The past few weeks, national headlines swirled with distressing news for an American workforce already cowering in fear. As the world suffers the worst economic turmoil since the Great Depression, two-thirds of American CEOs plan to fire employees in the next year, Obama stimulus or no. Something like 70,000 people lost their jobs on a single Monday two weeks ago. I thought I was going to be one of them. I should have been one of them. But my job is safe and secure. Not by virtue of my skill set or my indispensability to the Company; no, my job security rests firmly on my employer’s catastrophic ineptitude.
I’m a copywriter working for an Internet subsidiary of R.H. Donnelley, better known as the Yellow Pages company. They had stock worth $80 this time last year. Weird, since their main product is a useless brick of cheap paper now mainly used for propping open doors and to beating toddlers without leaving any bruise marks. But just a few weeks ago the stock finally made the drop to under a dollar. As it turns out, the company’s executives decided that it was the perfect time to renovate their offices.
We got our lay-off announcement about six months ago. The subsidiary I work for handles pay-per-click campaigns (like the ads on Google) and other copywriting tasks for small businesses. We were told our company was “restructuring,” meaning everyone would be fired. People started to sweat. There were panicked conversations in the breakroom. Pay-per-click analysts vowed to go rogue and started contacting plumbers and day-spas, trying to sell them on the necessity of targeted Internet advertising. Copywriters tried to cloud their impeding financial doom with daydreams about those $75 an hour New York gigs where they give you six months and a twenty-five-man team to come up with “Just Do It” and a swish. But it seemed all that worry was for nothing. Our lay-off deadline came and went. And we still have our jobs.

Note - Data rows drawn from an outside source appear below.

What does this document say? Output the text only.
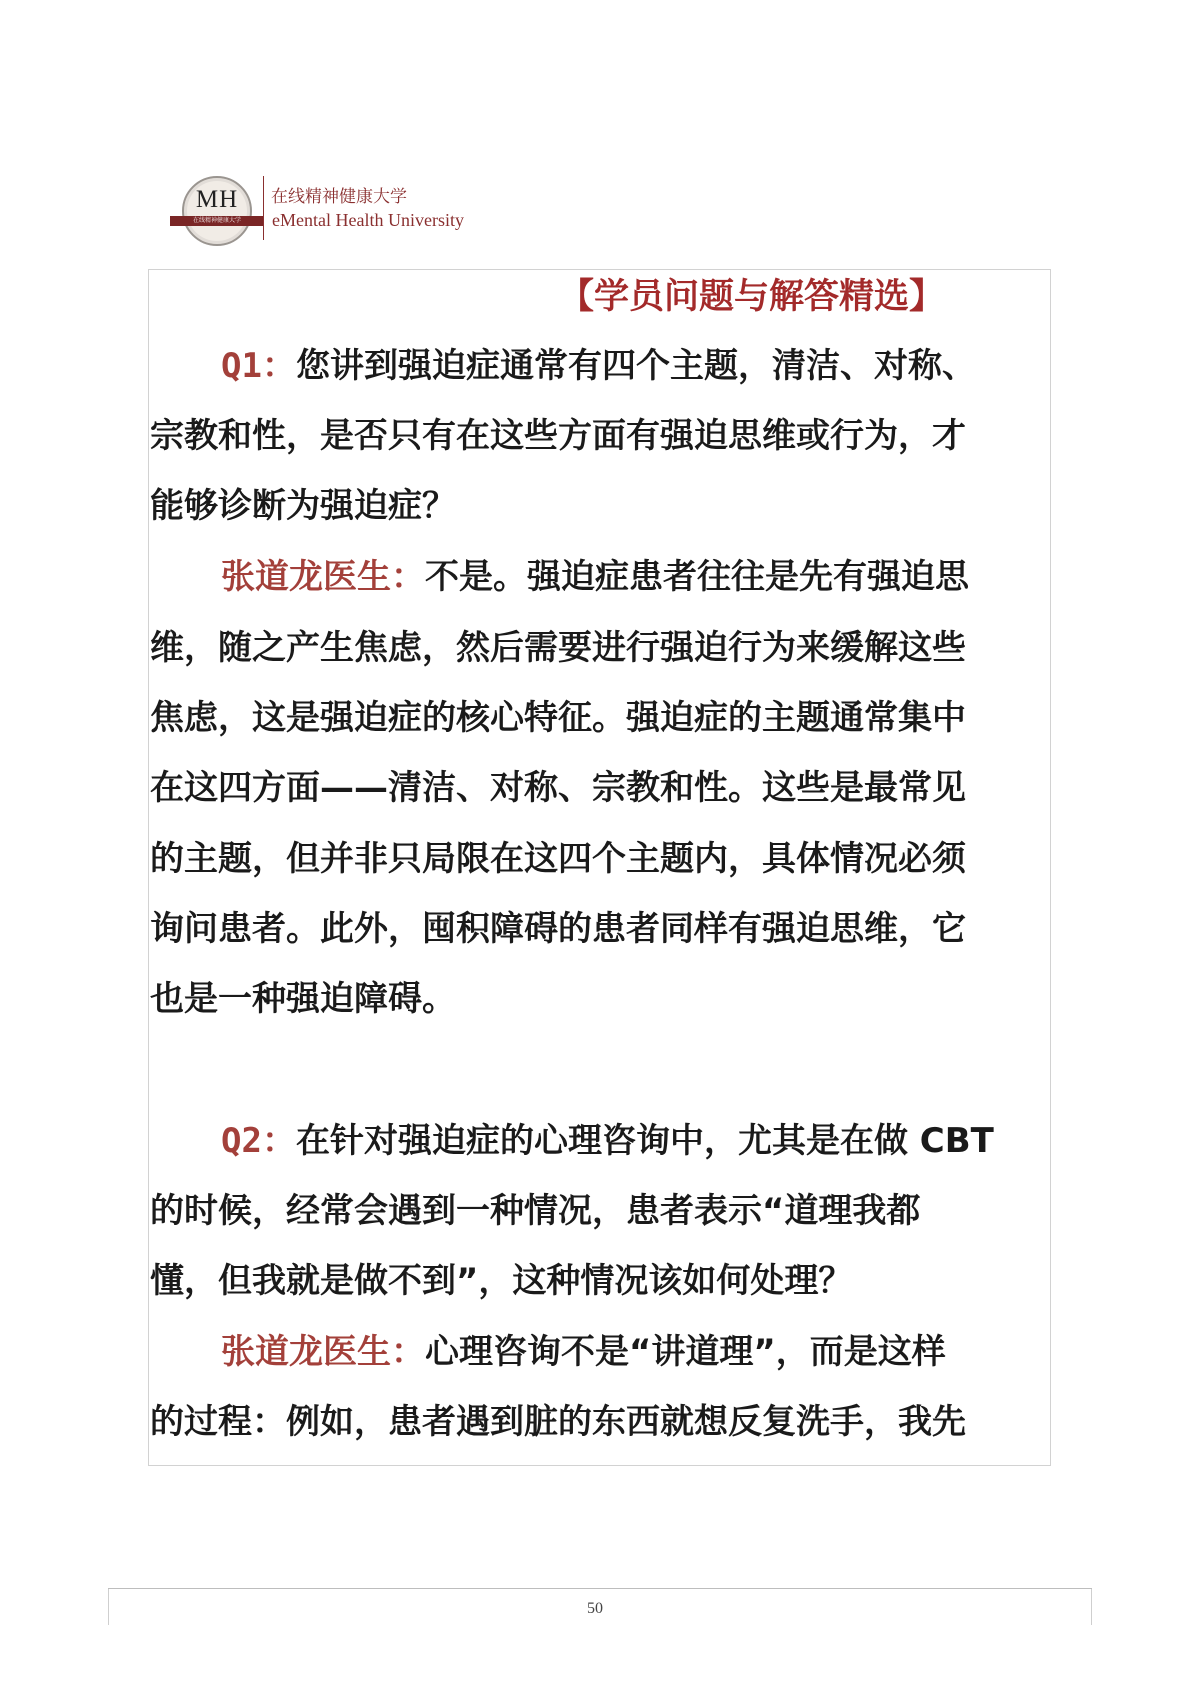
MH
在线精神健康大学
在线精神健康大学
eMental Health University
【学员问题与解答精选】
Q1：您讲到强迫症通常有四个主题，清洁、对称、
宗教和性，是否只有在这些方面有强迫思维或行为，才
能够诊断为强迫症？
张道龙医生：不是。强迫症患者往往是先有强迫思
维，随之产生焦虑，然后需要进行强迫行为来缓解这些
焦虑，这是强迫症的核心特征。强迫症的主题通常集中
在这四方面——清洁、对称、宗教和性。这些是最常见
的主题，但并非只局限在这四个主题内，具体情况必须
询问患者。此外，囤积障碍的患者同样有强迫思维，它
也是一种强迫障碍。
Q2：在针对强迫症的心理咨询中，尤其是在做 CBT
的时候，经常会遇到一种情况，患者表示“道理我都
懂，但我就是做不到”，这种情况该如何处理？
张道龙医生：心理咨询不是“讲道理”，而是这样
的过程：例如，患者遇到脏的东西就想反复洗手，我先
50
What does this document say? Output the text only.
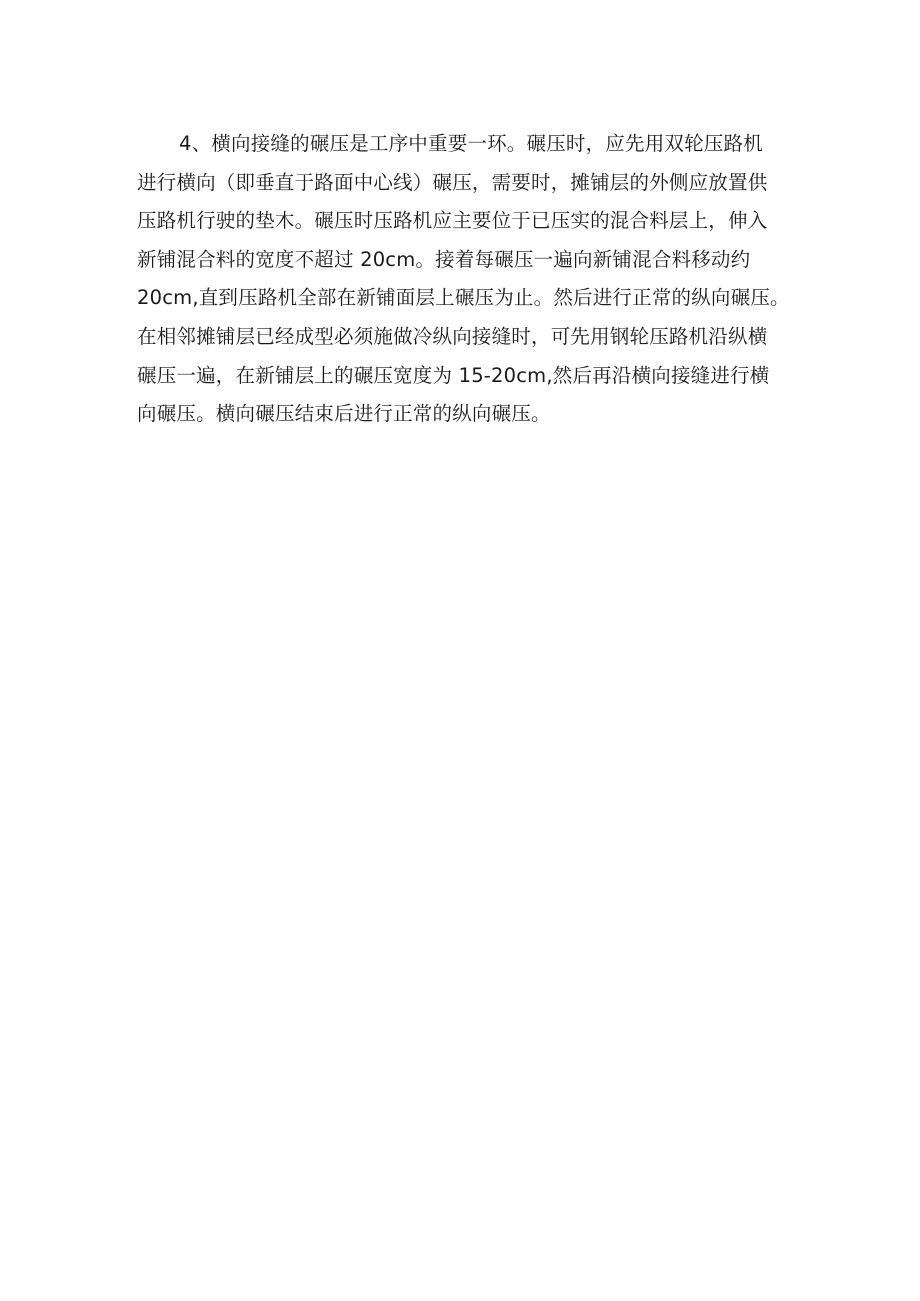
4、横向接缝的碾压是工序中重要一环。碾压时，应先用双轮压路机
进行横向（即垂直于路面中心线）碾压，需要时，摊铺层的外侧应放置供
压路机行驶的垫木。碾压时压路机应主要位于已压实的混合料层上，伸入
新铺混合料的宽度不超过 20cm。接着每碾压一遍向新铺混合料移动约
20cm,直到压路机全部在新铺面层上碾压为止。然后进行正常的纵向碾压。
在相邻摊铺层已经成型必须施做冷纵向接缝时，可先用钢轮压路机沿纵横
碾压一遍，在新铺层上的碾压宽度为 15-20cm,然后再沿横向接缝进行横
向碾压。横向碾压结束后进行正常的纵向碾压。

Compassion was not a factor. The execs had come up with a restructuring plan they needed us to carry out before cutting us loose on the breadlines. It was like forcing someone to dig their own grave, and it would have been sadistic if it wasn’t such a total failure. On paper, our bosses wanted to have us “fully automate” the implementation of pay-per-click campaigns. I laughed long and hard at that one during our lay-off announcement. The task was literally impossible. Conceived by stupid executives, it was as poorly thought through as the policies that sent the stock into the gutter. But the ancient management types have very little knowledge of how anything in our office actually works. They brainstorm independently of us, the people who actually know. Their plans only work on paper, unlike my check, which can be converted to hard cash. (That is, as long as the banks hold up.)
It’s kinda funny to think of these assholes at work, all of them in their fifties with “Just For Men” highlights in their hair, sitting around a boardroom, watching a PowerPoint presentation that strategically stimulates the vague concepts that make up their costly expertise. There’s positive language all around. Back slapping. Optimism. Smiles. Underlings are well-advised to only sniff ass, never say anything smart. Insight is just a threat to the hierarchy when the people on top are delusional — ask any apparatchik. A break for a two-hour lunch is taken. And that’s when some long-term plan is finalized. A huge figure with too many zeros to count is called out. Papers are signed. And everyone goes home happy.
Now I hear they’re outsourcing the advertising copywriting — my job — to India. I assume the 200-word ads will soon look like those glaring, non-native English speaker Nigerian spam letters. The irony, of course, is that it makes sense. Our office is hilariously inefficient. All you had to do was fire people who do nothing, and give the rest an incentive to do things. But with the execs’ misguided PowerPoint plan, I’m glad to report the entire bloated and redundant workforce keeps getting its checks. Now 85% of the office, following my lead, “works from home,” doing maybe a half-hour of work per day. This has been going on for months.
I wanted to sign my name to this article and forward it to my boss, so I could go out in a blaze of glory. But I’ve reconsidered. I mean, why blow a sure thing? I could milk this job for months to come. I’ve been “working from home” — I mean, playing Fallout 3 — all last week. I did no work at all. NOTHING! You can’t believe how good it feels to send in a timesheet and get paid $500, with the knowledge that you won’t have to do a single lick of labor when next week rolls around. There’s like 40 or 50 people in the office doing the same thing. It’s better than working for the government! Since everybody’s getting fired, even management’s doing it, brazenly. And since the execs are mired in their own folly, everybody keeps getting paid.
While the bosses, dizzy with success, “perfect” the new system, I get to perfect my masturbation technique. It’s a regular welfare state. It’s sort of like the Soviet Union, but with better entertainment. Thanks, execs!